Britain sells arms to Saudi Arabia - then gives aid to its targets in Yemen
Yahir's trauma is too much.
His father tries to comfort him but his tears don't stop.
An airstrike by the Saudi-led coalition has left shrapnel embedded in his head. In the next hospital room Mohammed stands looking dazed at his injured family. Two of his children were killed in the attack which destroyed two houses.
Civilians continue to pay a high price as Yemen's war enters it's third year.
As we drive across the country the human cost of this war is clear. At least 5,000 civilians have been killed - the majority of them by airstrikes from the Saudi-led campaign.
The anger of those who blame nations like the UK for arming and supporting Saudi Arabia is never far away.
On the road to Hajjah a group of men come to talk to us as we're filming. One says he was a pharmacist but the war means he now has no job and no future. I ask him what he thinks of countries like Britain which last year sold £3.3 billion worth of arms to Saudi Arabia.
"We are very angry at countries that help the Saudis because a lot of people are dying in this war," he says.
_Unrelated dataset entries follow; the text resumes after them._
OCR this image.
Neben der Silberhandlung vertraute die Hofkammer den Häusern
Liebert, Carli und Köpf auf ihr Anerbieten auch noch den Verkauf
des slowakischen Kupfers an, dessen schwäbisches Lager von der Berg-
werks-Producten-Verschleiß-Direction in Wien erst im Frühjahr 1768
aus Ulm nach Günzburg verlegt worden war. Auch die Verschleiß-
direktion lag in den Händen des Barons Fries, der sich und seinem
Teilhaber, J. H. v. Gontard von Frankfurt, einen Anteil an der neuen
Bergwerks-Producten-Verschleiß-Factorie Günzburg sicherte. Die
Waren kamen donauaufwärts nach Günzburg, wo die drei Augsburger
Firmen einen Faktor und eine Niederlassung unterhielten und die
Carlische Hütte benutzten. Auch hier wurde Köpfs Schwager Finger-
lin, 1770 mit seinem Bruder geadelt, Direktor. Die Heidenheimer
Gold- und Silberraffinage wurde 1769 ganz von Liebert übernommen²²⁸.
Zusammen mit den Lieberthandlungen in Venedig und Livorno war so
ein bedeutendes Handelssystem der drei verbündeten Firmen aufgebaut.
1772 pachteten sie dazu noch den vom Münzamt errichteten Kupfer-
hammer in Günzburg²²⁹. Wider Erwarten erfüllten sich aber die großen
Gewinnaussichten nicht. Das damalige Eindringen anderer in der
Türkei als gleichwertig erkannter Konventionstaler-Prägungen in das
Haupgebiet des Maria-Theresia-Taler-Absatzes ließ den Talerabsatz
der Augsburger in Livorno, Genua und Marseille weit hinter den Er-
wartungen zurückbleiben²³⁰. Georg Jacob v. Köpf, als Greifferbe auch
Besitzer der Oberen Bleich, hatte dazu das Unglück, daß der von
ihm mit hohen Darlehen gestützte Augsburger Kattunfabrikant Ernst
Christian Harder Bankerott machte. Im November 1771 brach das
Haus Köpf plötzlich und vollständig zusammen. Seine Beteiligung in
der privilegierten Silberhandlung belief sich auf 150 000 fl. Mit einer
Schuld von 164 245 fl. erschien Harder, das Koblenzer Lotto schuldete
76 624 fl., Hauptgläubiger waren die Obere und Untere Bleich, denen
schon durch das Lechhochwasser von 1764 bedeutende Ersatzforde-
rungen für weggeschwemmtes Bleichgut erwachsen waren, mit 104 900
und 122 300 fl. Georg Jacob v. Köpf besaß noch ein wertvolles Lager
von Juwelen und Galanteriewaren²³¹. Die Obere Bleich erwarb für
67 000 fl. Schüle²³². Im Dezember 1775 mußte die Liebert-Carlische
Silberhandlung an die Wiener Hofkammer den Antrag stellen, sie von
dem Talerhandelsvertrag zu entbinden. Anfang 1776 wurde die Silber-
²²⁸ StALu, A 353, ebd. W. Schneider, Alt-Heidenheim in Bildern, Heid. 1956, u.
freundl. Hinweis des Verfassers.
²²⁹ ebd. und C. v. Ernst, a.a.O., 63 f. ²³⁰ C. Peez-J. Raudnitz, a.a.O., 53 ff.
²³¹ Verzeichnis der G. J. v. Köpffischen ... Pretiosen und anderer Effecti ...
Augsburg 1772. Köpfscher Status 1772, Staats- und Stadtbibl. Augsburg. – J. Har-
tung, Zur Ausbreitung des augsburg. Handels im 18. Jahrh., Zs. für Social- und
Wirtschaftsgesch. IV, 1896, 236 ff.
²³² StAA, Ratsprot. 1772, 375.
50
Read more of Neil Connery's dispatches from Yemen:
Fears military action in Yemen will worsen humanitarian crisis
Over 1,500 children killed in Yemen's war as it enters 3rd year
In a remote clinic, Zahir lies weakened from hunger. The nine-month-old weighs half of what he should do. Another casualty of a war which has bred the world's largest humanitarian crisis.
The doctors treating him say the blockade of Yemen claims lives. "If medicines don't reach children like Zahir then they will die," says Dr. Ahmed Ali.
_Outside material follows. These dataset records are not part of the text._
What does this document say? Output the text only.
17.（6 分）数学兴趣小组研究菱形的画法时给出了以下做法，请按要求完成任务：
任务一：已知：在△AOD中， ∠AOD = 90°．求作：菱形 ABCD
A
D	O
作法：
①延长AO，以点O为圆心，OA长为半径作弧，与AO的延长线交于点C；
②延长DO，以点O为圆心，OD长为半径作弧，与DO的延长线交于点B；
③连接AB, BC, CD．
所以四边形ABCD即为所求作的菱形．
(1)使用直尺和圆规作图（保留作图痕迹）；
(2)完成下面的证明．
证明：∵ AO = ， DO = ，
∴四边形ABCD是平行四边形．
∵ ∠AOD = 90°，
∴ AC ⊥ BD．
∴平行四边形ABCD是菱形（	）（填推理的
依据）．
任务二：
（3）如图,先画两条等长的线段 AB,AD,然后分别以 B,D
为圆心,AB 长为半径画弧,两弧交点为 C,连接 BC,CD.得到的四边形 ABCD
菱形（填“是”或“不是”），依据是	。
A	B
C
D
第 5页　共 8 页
Some Aid does get into Yemen - including from Britain. But it has to overcome bombed bridges and roads which have been targeted by weapons sold by countries like Britain.
The UK is Yemen's fourth largest donor. Last year the British government gave £112 million in aid. But critics ask where's the consistency in selling arms to Saudi Arabia while giving aid to Yemen.
In the cattle shed he calls home Abdul cradles his son Mahab. He tells me severe malnutrition means the two-and-a-half-year-old is now too weak to walk.
The future of a generation born into this war is being cruelly stolen.